Categorical Rating Breakdown
Musicianship: 9
Atmosphere: 10
Originality: 10
Production: 8
Overall: 9

Heathen Harvest
September 15, 2008
Author: Richter
The first glance at the digipack containing the album “My Firstborn Will Surely Be Blind” by the Polish act “Dead Raven Choir” told me what to expect of the music. Some miserably produced nazi-black-metal. I was wrong. What I heard is not black-metal, though it positively is inspired by this cold callous music.

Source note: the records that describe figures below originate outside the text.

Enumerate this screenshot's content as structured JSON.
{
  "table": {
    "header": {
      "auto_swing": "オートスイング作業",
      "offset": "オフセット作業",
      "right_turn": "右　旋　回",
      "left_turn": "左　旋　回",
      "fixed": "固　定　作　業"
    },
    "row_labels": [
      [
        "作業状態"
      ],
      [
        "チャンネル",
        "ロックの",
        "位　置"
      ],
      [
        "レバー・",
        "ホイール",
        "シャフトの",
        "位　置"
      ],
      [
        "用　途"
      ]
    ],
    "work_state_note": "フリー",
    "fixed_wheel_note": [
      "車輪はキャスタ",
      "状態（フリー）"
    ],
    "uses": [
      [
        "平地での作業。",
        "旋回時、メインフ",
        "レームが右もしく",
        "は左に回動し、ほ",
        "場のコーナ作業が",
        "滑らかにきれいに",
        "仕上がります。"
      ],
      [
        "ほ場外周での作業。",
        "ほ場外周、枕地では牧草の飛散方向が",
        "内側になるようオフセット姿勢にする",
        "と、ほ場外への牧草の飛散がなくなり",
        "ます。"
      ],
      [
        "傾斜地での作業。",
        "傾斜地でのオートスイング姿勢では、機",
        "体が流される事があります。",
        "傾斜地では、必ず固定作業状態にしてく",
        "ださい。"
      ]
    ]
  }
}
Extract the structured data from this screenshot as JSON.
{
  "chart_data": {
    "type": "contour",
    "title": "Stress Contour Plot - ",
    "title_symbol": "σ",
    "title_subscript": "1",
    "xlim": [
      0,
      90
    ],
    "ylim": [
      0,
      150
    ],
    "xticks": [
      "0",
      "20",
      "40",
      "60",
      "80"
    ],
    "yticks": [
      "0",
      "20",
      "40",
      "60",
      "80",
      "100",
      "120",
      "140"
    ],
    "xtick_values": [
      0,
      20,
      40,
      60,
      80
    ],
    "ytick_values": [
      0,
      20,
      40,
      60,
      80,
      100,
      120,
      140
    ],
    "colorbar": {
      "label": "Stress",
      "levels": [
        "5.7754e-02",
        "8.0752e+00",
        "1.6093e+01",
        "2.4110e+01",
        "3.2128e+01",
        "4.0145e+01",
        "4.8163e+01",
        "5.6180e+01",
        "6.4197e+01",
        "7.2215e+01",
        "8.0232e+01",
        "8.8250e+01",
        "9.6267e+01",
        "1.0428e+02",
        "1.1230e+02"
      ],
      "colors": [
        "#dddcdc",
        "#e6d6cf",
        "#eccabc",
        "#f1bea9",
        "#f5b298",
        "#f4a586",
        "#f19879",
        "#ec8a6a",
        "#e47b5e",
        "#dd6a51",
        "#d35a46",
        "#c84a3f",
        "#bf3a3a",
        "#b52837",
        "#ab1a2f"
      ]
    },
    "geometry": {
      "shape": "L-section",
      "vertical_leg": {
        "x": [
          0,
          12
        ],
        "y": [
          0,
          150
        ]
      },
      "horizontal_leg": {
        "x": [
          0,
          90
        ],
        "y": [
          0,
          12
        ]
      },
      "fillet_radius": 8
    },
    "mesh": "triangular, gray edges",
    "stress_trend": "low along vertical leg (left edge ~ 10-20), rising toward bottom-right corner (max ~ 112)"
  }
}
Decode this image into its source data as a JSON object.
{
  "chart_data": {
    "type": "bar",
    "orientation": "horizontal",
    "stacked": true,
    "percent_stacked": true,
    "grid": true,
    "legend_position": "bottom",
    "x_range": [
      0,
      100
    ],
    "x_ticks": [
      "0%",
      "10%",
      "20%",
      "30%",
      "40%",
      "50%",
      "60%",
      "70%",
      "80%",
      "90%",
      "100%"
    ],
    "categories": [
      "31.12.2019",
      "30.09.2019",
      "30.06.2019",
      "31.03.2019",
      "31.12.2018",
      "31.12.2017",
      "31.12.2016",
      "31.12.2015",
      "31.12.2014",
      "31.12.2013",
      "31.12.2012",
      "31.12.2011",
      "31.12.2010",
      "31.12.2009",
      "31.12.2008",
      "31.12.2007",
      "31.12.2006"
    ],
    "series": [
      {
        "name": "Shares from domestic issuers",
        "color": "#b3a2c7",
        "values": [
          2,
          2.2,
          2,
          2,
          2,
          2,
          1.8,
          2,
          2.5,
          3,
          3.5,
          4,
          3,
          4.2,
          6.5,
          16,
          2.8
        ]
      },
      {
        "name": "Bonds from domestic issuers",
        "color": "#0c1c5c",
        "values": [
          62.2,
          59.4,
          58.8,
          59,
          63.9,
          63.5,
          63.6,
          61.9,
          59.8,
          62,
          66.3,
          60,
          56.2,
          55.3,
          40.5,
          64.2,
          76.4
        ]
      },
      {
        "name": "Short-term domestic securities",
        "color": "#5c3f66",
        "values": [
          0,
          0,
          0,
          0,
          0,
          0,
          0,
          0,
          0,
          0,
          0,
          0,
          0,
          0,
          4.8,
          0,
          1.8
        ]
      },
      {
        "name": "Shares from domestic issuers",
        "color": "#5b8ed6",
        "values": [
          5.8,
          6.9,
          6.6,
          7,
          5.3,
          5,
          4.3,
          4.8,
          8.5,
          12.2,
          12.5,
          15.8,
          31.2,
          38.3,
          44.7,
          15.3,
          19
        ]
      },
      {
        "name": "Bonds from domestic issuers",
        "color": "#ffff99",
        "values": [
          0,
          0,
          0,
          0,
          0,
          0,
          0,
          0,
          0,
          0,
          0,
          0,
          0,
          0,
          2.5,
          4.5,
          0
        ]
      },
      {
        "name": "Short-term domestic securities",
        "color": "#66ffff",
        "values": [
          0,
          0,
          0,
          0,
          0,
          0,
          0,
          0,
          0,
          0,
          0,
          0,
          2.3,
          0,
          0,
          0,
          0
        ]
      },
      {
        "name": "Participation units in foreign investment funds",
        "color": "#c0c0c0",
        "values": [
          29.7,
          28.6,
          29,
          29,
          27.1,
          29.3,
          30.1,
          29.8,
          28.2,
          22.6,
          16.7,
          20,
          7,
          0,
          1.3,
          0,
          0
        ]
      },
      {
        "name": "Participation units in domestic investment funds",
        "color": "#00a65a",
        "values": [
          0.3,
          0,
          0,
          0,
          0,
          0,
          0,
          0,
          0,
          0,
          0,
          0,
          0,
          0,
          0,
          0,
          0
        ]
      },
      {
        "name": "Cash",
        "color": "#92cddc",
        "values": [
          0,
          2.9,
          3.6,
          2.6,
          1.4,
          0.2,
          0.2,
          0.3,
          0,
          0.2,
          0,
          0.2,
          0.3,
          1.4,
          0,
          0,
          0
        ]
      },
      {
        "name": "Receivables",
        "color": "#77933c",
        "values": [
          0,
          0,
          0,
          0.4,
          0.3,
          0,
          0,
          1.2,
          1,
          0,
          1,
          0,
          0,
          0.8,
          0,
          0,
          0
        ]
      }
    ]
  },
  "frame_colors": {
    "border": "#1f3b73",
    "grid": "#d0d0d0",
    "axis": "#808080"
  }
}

This piece of art created by the grim fellow Smolken is none other but a set of covers on different folk and country songs. I don’t know the original versions, and I doubt that the reader knows them, but I’ll name some titles: “Kigi Wa Haru” by the Japanese songwriter Kazuki Tomokawa, “Our Mother The Mountain” by Townes van Zandt and for instance “It's All Right With Me” by Cole Porter. That last guy is known to have been gay, and in all reviews I read on this album there was an exclamation mark after his name. What do I care about him and his sexual preferences? I have this CD, and I will never try to make out what Smolken is screeching about or why he chose this or that song.
As I’ve said, it’s not metal for me, as there is not a single note played on the guitar. Smolken abuses his double bass. The result is devastating – very true, very raw abrasive sound can make people from “Darkthrone” or “Khanate” really jealous. To add to the whole disaster, Smolken used for the recording the equipment from the seventies – so the production is shitty. So shitty that you have to try your hardest to hear the tunes, which are upon the whole really nice, especially in “Bluenose” where Smolken sings with beautiful clear voice similar to that of great Quorton. I mean, this music is truly far from sold out – and that’s the best and the worst about it. The best because this makes the album really unique. Maybe in some years this will be a classic, who knows. The worst because very often the music is buried under layers of noise. I realize that was the aim of Smolken, but in my opinion music must entertain. This record, though I repeat there are great songs here, tortures the listener, grinds his nerves, scorches his ears – anything, but it does not entertain. Maybe it’s because I am a sad grindcore oriented nut – but then, this record must be sold only to the guys with the label “Grim and necro” or “True and evil” tattooed on their foreheads. If You are one of those – get this record – it will give You loads of pleasure.